Padre Francesca Scorsone on the tarmac at Kandahar Airfield.

Padre finds military chaplaincy ‘exciting way to serve God’

  • August 24, 2011

TORONTO - When Canadian troops return home from Afghanistan in late August, chaplain Francesca Scorsone will finish a six-month stretch of working the “most fulfilling job” she’s ever had.

“Padre” Scorsone, a military chaplain stationed at Kandahar Airfield, has been ministering to fellow members of the Canadian Army there since March. As part of the last rotation of air support to be deployed in Afghanistan, she provides a faith presence through liturgy and Catholic pastoral care, and, just as importantly, an open and sympathetic ear to all.

“A padre walks with the people that they’re with,” said Scorsone, referring to the traditional name of a military chaplain. “My role is to be a mentor, moral guide and someone who they can talk to when they need someone to talk to.”

It’s not an uncommon need given the occupational hazards. Troops come to Scorsone with their worries, fears and doubts, she told The Catholic Register by phone from Kandahar. Whether it’s concerns about family back home, questions of faith and ethics that arise while at war or simply a story that needs to be shared, Scorsone is there for support and advice. And while she’s not trying to convert anyone, her Catholic roots certainly shine through.

“I facilitate their relationship with God,” she said. “I want to make sure they are shown who God is. You are the only Gospel some people read.”

Scorsone’s efforts to be a representative of Christ to those serving their country abroad haven’t gone unnoticed. In late July, she received a commander’s commendation, an accolade awarded by the highest-ranking member of a team, for her “energetic approach” to her work.

Perhaps it’s the vast array of Scorsone’s experiences that helped her minister in such an effective and well-received way. A Toronto native, she studied drama at Cardinal Carter Academy for the Arts before attending the University of Toronto for philosophy and Christianity and Culture. Before studying at the Toronto School of Theology, she did a year of mission work abroad. Though Scorsone contemplated entering the religious life, she ultimately decided she wanted to serve the Church as a layperson. But she knew she needed to be involved with her faith, so she worked in parishes and as a chaplain at All Saints Catholic Secondary School in Whitby, Ont., before enlisting in the Canadian Forces.

“Military chaplaincy is a really exciting way to serve God,” she said.

One of the things that thrills Scorsone about her position is that she is a lay leader in the Church. While she is “not pretending to be a priest,” she recognizes that lay Catholics can offer some things that priests can’t, and vice versa.

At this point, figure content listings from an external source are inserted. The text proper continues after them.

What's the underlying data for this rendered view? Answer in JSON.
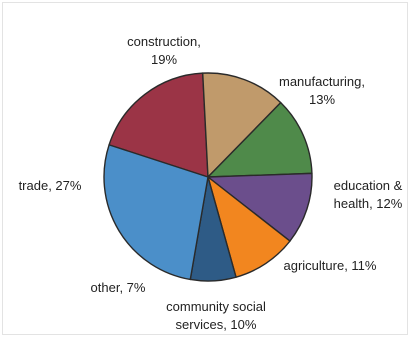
{
  "chart_data": {
    "type": "pie",
    "slices": [
      {
        "label": [
          "construction,",
          "19%"
        ],
        "category": "construction",
        "value": 19,
        "color": "#9b3446"
      },
      {
        "label": [
          "manufacturing,",
          "13%"
        ],
        "category": "manufacturing",
        "value": 13,
        "color": "#c09a6b"
      },
      {
        "label": [
          "education &",
          "health, 12%"
        ],
        "category": "education & health",
        "value": 12,
        "color": "#4f8a4a"
      },
      {
        "label": [
          "agriculture, 11%"
        ],
        "category": "agriculture",
        "value": 11,
        "color": "#6b4e8c"
      },
      {
        "label": [
          "community social",
          "services, 10%"
        ],
        "category": "community social services",
        "value": 10,
        "color": "#f2861f"
      },
      {
        "label": [
          "other, 7%"
        ],
        "category": "other",
        "value": 7,
        "color": "#2e5b86"
      },
      {
        "label": [
          "trade, 27%"
        ],
        "category": "trade",
        "value": 27,
        "color": "#4b8fc9"
      }
    ]
  }
}
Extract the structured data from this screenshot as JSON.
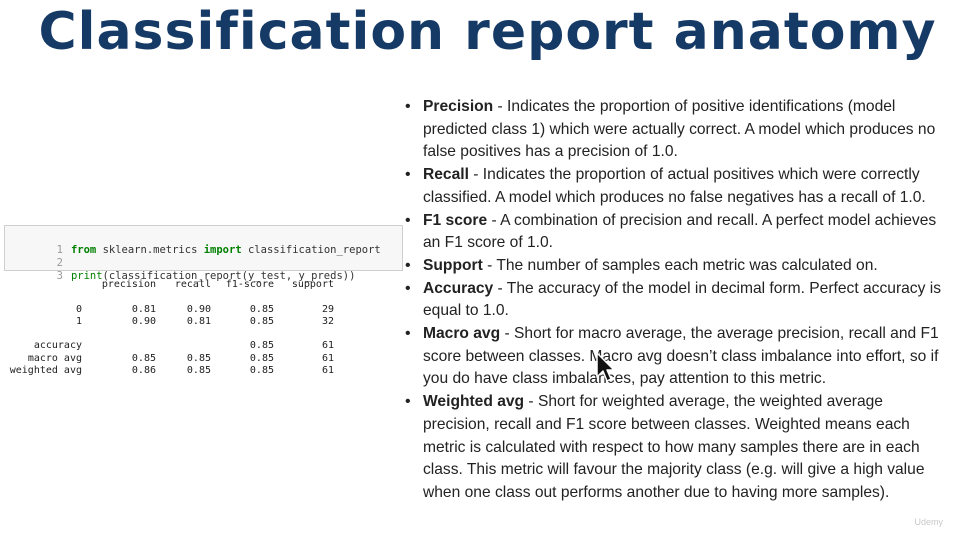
{
  "slide": {
    "title": "Classification report anatomy"
  },
  "code_cell": {
    "lines": [
      {
        "num": "1",
        "kw1": "from",
        "module": "sklearn.metrics",
        "kw2": "import",
        "name": "classification_report"
      },
      {
        "num": "2"
      },
      {
        "num": "3",
        "func": "print",
        "args": "(classification_report(y_test, y_preds))"
      }
    ]
  },
  "report": {
    "header": [
      "",
      "precision",
      "recall",
      "f1-score",
      "support"
    ],
    "rows": [
      [
        "0",
        "0.81",
        "0.90",
        "0.85",
        "29"
      ],
      [
        "1",
        "0.90",
        "0.81",
        "0.85",
        "32"
      ],
      [
        "",
        "",
        "",
        "",
        ""
      ],
      [
        "accuracy",
        "",
        "",
        "0.85",
        "61"
      ],
      [
        "macro avg",
        "0.85",
        "0.85",
        "0.85",
        "61"
      ],
      [
        "weighted avg",
        "0.86",
        "0.85",
        "0.85",
        "61"
      ]
    ]
  },
  "metrics": [
    {
      "term": "Precision",
      "desc": " - Indicates the proportion of positive identifications (model predicted class 1) which were actually correct. A model which produces no false positives has a precision of 1.0."
    },
    {
      "term": "Recall",
      "desc": " - Indicates the proportion of actual positives which were correctly classified. A model which produces no false negatives has a recall of 1.0."
    },
    {
      "term": "F1 score",
      "desc": " - A combination of precision and recall. A perfect model achieves an F1 score of 1.0."
    },
    {
      "term": "Support",
      "desc": " - The number of samples each metric was calculated on."
    },
    {
      "term": "Accuracy",
      "desc": " - The accuracy of the model in decimal form. Perfect accuracy is equal to 1.0."
    },
    {
      "term": "Macro avg",
      "desc": " - Short for macro average, the average precision, recall and F1 score between classes. Macro avg doesn’t class imbalance into effort, so if you do have class imbalances, pay attention to this metric."
    },
    {
      "term": "Weighted avg",
      "desc": " - Short for weighted average, the weighted average precision, recall and F1 score between classes. Weighted means each metric is calculated with respect to how many samples there are in each class. This metric will favour the majority class (e.g. will give a high value when one class out performs another due to having more samples)."
    }
  ],
  "icons": {
    "cursor": "mouse-pointer-icon"
  },
  "watermark": "Udemy",
  "colors": {
    "title": "#163a66",
    "keyword": "#008000",
    "module": "#0000ff",
    "code_background": "#f7f7f7"
  }
}
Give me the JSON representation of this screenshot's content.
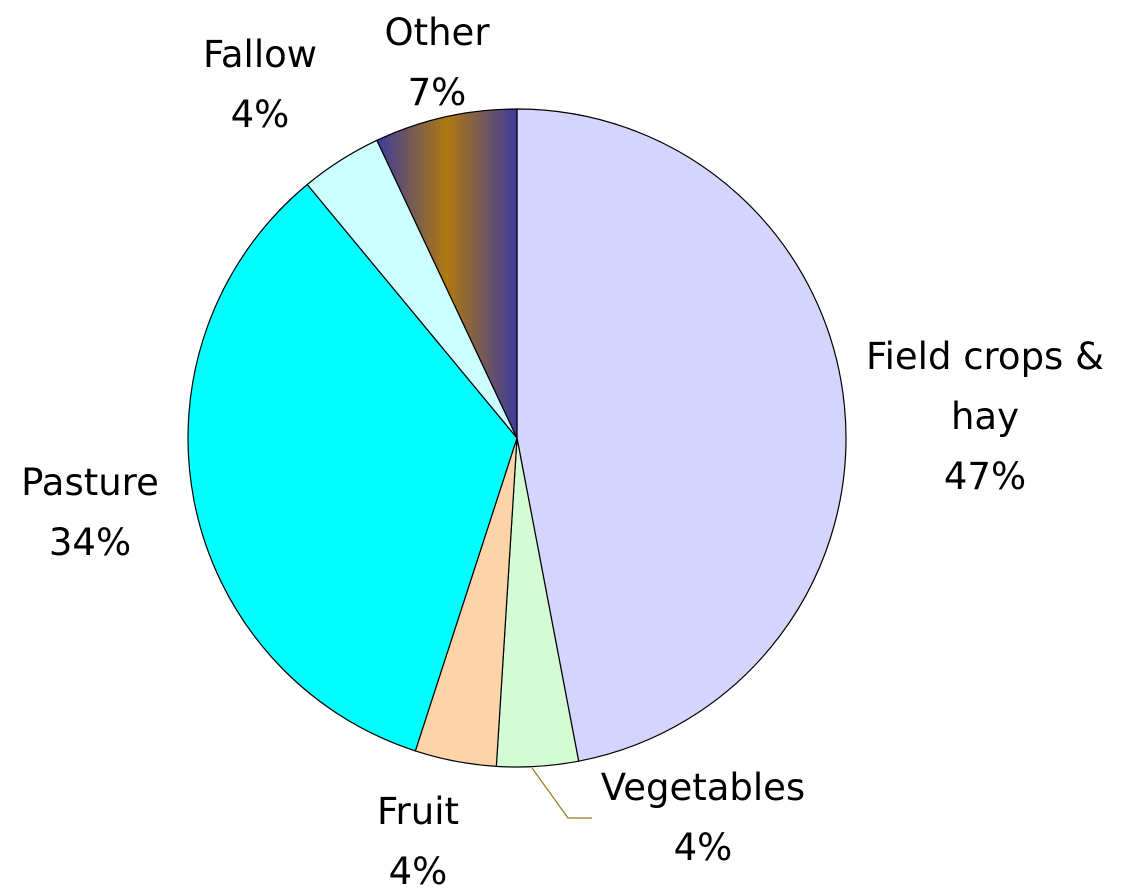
{
  "chart_data": {
    "type": "pie",
    "categories": [
      "Field crops & hay",
      "Vegetables",
      "Fruit",
      "Pasture",
      "Fallow",
      "Other"
    ],
    "values": [
      47,
      4,
      4,
      34,
      4,
      7
    ],
    "value_labels": [
      "47%",
      "4%",
      "4%",
      "34%",
      "4%",
      "7%"
    ],
    "colors": [
      "#d4d4fc",
      "#d4fcd4",
      "#fcd4a8",
      "#00ffff",
      "#ccffff",
      "#b07810"
    ]
  }
}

She doesn’t deny that her job has its trials though.

“The most challenging part has been the long hours. When you’re deployed, you’re working 24/7,” said Scorsone. “You can deal with any crises, you pull through together… but when it’s every day, it’s challenging.”

Soon, those tough hours will be in the past. When Scorsone returns home to Petawawa, Ont., she looks forward to having a weekend off, when she can sleep in her own bed, make her own meals and spend time with friends and family.

Along with a collection of stories, experiences and new relationships, Scorsone brings back home with her a greatly deepened prayer life.

“When you’re at war, you start to pray more.”